La negazione delle conseguenze di un atto contiene in sé i sintomi della “de-responsabilizzazione” per non aver commesso il fatto. I due aspetti della vicenda non possono convivere: non ci può essere la responsabilità sofferta e dolorosa dell’eutanasia, laddove c’è solo una fuga da maldestri moralisti (Una corsa contro il tempo. Scappa, scappa prima che puoi, prima che riescano a trattenerti altri anni, p. 62); non ci può essere un assassino da condannare, laddove c’è una trasformazione in super-eroe e non una morte; se Harmer è rinato, allora Vittorio Emanuele non è più indicabile come assassino, ma come mezzo per la rinascita, e potrebbe apparire lecito ridurlo a uno che tornò nella sua lussuosa casa di Ginevra e si mise ad aspettare il giorno in cui l’esilio sarebbe finito (p. 14).

Il rischio della negazione della morte negli eventi causati da mano omicida è l’apertura a forme di interpretazione in cui l’assassino è quasi un’inconsapevole pedina di questo superiore processo di passaggio o ascensione, come nell’esegesi della figura di Giuda, il cui scandalo è nella difficoltà ad incasellarlo nel ruolo fisso di traditore.

Qualche recensore, riprendendo la quarta di copertina del libro, ha parlato di ricostruzione fiabesca delle vicende di cronaca. Le fiabe, però, hanno la loro ragion d’essere nel se fosse, non sono una strategia di superamento dello shock. In Cappuccetto Rosso è il “se andassi nel bosco potrei incontrare il lupo, ma anche il cacciatore con cui rinascere a miglior vita” o “se fosse che gli adulti non sono tutti così buoni ma ogni tanto qualcuno appare nonna ma è in realtà un lupo?”. In Cenerentola è il “se provassi a rompere l’ordine sociale che mi vuole serva potrei ancora incontrare il principe e vendicarmi delle sorellastre”. Le fiabe sono incentrate sul desiderio che induce all’azione e ha i prodromi della rivoluzione. Il rifugio nel se fosse stato è una forma di resistenza passiva, una involuzione che non contiene in sé i germi di un cambiamento del presente. La speranza rivolta al passato assume la forma di fuga in una realtà parallela e abbellita in cui si temporeggia nell’attesa che la situazione diventi meno confusa, rifugiandosi entro i contorni morbidi di una commozione di prammatica per il male del mondo.
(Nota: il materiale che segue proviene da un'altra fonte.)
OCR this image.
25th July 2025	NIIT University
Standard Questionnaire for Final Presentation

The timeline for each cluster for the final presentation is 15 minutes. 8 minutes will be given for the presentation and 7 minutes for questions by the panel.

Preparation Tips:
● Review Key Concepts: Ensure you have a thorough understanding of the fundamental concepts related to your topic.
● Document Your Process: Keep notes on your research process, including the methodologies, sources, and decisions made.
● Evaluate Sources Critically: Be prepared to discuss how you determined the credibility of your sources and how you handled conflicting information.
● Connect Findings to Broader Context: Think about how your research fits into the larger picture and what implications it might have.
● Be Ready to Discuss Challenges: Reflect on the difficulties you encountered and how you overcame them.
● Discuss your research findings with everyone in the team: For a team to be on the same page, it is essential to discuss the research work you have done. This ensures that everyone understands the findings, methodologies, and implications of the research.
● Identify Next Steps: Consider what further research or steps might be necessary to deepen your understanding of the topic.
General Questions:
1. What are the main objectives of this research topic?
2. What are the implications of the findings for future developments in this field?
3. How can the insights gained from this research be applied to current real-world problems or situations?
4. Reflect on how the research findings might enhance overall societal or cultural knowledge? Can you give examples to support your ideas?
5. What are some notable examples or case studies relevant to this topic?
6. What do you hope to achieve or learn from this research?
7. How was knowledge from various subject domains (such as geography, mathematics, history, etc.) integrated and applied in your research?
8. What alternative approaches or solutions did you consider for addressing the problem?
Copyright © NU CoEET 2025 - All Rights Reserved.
Un invito a delegare alla realtà il compito di cambiarsi da sé, trasformando logge segrete con progetti eversivi, un Papa quasi ammazzato da un attentatore, gente rapita da gruppi terroristici e perfino un terremoto che sette mesi prima aveva scosso una regione del paese, uccidendo migliaia di personein incredibili sventure (p. 19) che etimologicamente rimandano a casi fortuiti dovuti alla mala sorte, per cui ci si sente sollevati dell’onere di trovare i responsabili o almeno di provarci.

 

La consapevolezza drammatica ed intensa de La vita erotica dei superuomini perde vigore in Non saremo confusi per sempre perché Mancassola manca degli elementi fondamentali per il desiderio e l’azione: il confronto con la realtà del presente e il futuro, che rimane il grande assente inascoltato.

Non saremo confusi per sempre conserva una sensibilità rinchiusa in se stessa per paura di aprirsi al mondo così com’è. Questa forma di sensibilità arretra dinanzi al dolore e trasforma un autore in un giocatore di perle di vetro che riproduce la realtà in modo da poterla modellare secondo i nostri sogni (Uwe Tellkamp, La Torre, Bompiani, 2011, p. 1141). Una narrazione tenta di sostituirsi ad un’altra, mentre altrove qualcuno costruisce a suo piacimento la realtà vera.

La ricostruzione abbellita del passato ha la forza di un facile appeal perché fa sentire meglio oggi, perché lenisce rimorsi, colpe e sofferenze con una facile e commovente consolazione, lasciando dimentichi del presente e del futuro, fino a quando non esploderanno e qualcuno chiederà “e tu dov’eri mentre altri costruivano questo futuro?”. Allora bisognerà ammettere “Evitai di riferire che il giorno prima l’avevo vista, sua madre, e che temevo di aver peggiorato le cose. Distolsi lo sguardo” (Non saremo confusi per sempre, p. 61).